Kate vio salir de edificio a Niky, ambas mujeres se miraron fijamente, y tras aquello la pelirroja empezó a caminar perdiéndose por las calles de Nueva York, Kate fijó su vista en el portal, viendo como Alex salía y comprobando que en su rostro se había instaurado un gesto duro.

-¿Nos vamos? – dijo Alex al llegar a la altura de Kate.

-¿Todo bien? – preguntó Kate mientras arrancaba el coche.

-Sí – fue lo único que Alex contestó- ¿Dónde me vas a llevar a ver muebles?

Ambas mujeres pasaron la mañana de tienda en tienda, Kate la llevó a una zona de pequeñas tiendas de muebles artesanos, dónde Alex encontró la mayoría de su nuevo mobiliario.

Tras pasar la mañana entre muebles, decidieron que era hora de parar a comer decantándose por un pequeño restaurante de comida asiática.

-¿Quién era el tipo con el que te vieron? – Alex decidió que ya era hora de hablar sobre el tema. Kate la miró alzando la ceja- ¿Quién era? – repitió Alex ignorando el gesto hecho por Kate.

-¿A ti que narices te importa? – contestó mientras continuaba degustando su plato de pato.

-¿Quién era? – le repitió por tercera vez tomándola del brazo.

-Suéltame – el tono empleado por Kate hizo que Alex la soltase de inmediato y se la quedase mirando- Un amigo, un buen amigo, casado y con una niña. ¿Contenta?

-No era tan difícil.

-No tengo por qué darte explicaciones.

-Cierto, al menos aún – dijo mordiéndose el labio.
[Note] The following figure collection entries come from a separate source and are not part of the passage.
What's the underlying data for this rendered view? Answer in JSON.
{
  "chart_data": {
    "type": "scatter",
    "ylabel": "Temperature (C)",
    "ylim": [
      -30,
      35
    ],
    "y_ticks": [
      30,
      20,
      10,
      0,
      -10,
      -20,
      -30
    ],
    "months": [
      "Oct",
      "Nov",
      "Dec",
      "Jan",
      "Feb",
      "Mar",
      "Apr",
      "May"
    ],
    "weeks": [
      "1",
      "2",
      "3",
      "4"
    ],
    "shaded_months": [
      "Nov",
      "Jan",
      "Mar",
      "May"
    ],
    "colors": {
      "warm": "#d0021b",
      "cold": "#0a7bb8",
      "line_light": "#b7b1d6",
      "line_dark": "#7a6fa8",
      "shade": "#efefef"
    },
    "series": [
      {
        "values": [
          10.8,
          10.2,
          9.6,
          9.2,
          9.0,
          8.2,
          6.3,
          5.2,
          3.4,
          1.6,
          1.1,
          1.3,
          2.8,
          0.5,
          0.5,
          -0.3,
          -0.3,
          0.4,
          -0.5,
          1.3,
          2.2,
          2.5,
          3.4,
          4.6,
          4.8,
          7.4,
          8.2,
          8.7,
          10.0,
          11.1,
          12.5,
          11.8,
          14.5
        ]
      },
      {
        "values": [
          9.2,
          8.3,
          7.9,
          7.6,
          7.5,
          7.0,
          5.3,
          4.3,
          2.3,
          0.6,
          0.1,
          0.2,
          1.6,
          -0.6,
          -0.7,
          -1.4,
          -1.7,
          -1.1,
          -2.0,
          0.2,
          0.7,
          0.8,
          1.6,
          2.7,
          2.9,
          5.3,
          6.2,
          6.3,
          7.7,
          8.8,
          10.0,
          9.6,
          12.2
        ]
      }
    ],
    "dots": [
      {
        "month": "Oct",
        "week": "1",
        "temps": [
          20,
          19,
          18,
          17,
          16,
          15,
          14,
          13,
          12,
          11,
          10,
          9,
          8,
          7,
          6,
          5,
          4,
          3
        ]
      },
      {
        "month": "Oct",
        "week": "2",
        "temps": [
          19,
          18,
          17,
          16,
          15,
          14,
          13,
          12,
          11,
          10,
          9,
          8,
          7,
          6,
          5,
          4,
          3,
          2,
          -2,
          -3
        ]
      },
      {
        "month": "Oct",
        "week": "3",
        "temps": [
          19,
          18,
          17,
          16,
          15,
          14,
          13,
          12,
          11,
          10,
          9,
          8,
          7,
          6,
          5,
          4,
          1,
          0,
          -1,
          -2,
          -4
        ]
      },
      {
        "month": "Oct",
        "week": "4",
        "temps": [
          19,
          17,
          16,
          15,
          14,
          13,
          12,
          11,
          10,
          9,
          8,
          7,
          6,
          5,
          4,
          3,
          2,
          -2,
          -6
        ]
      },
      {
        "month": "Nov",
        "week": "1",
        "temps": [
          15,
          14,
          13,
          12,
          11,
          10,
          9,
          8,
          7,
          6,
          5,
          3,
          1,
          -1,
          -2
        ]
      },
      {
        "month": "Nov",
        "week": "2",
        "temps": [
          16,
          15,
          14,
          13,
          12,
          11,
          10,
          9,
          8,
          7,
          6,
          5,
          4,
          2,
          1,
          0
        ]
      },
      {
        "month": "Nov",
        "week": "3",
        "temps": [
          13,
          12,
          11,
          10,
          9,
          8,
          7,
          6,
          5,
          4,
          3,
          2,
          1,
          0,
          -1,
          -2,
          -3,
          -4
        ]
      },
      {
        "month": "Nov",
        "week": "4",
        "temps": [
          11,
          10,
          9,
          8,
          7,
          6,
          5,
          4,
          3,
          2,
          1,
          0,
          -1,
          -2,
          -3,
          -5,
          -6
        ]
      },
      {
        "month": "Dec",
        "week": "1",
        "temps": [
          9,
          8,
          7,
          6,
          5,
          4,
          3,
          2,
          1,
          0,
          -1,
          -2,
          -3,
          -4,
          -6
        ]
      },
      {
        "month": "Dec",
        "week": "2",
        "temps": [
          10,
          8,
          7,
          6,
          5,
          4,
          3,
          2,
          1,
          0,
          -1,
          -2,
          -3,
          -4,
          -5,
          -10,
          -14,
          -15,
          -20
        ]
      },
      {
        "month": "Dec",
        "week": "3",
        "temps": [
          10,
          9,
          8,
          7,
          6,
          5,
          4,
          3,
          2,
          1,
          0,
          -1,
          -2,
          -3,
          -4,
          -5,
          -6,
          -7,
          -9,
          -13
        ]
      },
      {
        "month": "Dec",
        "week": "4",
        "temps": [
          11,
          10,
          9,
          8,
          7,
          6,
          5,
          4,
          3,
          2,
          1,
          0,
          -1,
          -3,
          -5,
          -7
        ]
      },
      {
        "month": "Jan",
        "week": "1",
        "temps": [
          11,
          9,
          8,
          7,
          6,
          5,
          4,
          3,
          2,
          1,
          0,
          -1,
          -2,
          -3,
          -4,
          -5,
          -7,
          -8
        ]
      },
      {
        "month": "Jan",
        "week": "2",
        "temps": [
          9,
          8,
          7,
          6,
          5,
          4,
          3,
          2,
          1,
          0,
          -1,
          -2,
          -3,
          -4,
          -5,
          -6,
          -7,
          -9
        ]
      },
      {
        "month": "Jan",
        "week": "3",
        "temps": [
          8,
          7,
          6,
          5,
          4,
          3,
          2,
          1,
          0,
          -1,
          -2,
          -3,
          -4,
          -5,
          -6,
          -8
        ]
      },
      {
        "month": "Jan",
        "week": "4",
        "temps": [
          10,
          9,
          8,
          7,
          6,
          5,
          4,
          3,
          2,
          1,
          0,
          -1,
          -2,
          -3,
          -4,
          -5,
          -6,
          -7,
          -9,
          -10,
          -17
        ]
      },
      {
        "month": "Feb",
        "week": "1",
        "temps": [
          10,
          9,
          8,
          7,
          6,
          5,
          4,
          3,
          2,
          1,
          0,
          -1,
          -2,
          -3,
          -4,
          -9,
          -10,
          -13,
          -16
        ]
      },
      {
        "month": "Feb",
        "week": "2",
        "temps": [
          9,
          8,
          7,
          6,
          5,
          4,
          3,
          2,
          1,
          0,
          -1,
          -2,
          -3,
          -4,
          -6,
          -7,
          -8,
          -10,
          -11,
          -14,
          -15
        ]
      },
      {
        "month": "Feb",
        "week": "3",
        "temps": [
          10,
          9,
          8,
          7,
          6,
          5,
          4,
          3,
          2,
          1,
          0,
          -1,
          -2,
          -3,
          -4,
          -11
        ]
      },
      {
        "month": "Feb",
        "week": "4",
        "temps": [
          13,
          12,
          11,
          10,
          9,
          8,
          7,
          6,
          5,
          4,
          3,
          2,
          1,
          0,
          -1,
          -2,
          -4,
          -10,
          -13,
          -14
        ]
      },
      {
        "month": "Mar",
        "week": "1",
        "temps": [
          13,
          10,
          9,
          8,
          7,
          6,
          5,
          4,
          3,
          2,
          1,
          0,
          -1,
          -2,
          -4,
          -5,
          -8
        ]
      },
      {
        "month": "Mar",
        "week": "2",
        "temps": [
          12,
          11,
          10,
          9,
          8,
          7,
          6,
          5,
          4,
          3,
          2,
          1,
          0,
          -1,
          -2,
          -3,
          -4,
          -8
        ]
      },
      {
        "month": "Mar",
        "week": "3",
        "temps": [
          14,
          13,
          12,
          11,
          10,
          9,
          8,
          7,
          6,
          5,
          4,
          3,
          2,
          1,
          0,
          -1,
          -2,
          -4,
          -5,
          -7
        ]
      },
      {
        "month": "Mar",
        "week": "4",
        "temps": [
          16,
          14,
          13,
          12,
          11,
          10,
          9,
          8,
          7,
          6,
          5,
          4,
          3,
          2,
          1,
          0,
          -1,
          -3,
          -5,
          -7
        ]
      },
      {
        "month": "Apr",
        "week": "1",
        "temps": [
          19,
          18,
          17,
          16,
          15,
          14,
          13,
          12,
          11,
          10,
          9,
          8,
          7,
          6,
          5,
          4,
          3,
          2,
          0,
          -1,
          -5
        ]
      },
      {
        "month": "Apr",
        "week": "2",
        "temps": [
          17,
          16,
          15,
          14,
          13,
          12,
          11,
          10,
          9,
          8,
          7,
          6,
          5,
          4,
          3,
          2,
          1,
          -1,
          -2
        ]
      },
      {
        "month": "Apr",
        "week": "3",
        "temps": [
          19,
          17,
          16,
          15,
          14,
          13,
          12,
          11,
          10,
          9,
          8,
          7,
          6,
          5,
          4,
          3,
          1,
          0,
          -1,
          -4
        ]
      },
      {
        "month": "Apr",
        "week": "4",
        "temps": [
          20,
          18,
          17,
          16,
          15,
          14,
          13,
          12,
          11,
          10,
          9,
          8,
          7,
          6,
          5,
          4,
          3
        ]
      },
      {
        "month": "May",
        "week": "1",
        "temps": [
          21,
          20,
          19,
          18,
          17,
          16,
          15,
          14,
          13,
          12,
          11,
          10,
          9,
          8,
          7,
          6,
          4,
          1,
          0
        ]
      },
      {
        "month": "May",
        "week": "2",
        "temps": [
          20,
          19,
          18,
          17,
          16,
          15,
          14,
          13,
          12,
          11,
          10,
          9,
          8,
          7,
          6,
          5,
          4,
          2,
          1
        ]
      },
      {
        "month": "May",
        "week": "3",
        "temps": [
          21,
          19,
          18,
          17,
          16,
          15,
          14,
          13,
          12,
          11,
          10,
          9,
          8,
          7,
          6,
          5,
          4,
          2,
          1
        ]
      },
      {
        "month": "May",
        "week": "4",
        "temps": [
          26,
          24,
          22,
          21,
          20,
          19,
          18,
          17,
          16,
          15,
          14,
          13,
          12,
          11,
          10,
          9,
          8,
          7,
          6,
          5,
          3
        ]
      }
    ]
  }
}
-¿Tu novia se ha enfadado mucho? – preguntó Kate ignorando la última frase dicha por Alex.

-No es mi novia, sólo teníamos buen sexo.

-¿Teníais?

-No me gustan las escenas de celos, y mucho menos cuando no eres nadie con derecho a sentir celos.

-Ya, y Niky ¿sabía que no erais pareja?

-Sí.

-Pues parece que no lo tenía tan claro.

Tras aquella mini conversación ambas se quedaron en licencio.

-Será mejor que te lleve a casa, me gustaría descansar un poco antes de ir al trabajo – Dijo finalmente Kate, Alex tan solo asintió.

Ambas mujeres se tumbaron en sus camas tan pronto regresaron a sus casas, Alex comenzó a darle vueltas a lo que le sucedía con aquella mujer, y tras mucho pensar finalmente tuvo que aceptar que sin saber muy bien cómo había pasado se había enamorado de aquella camarera.

-Mierda Alex, estás jodida – fue lo último que dijo antes de quedarse dormida.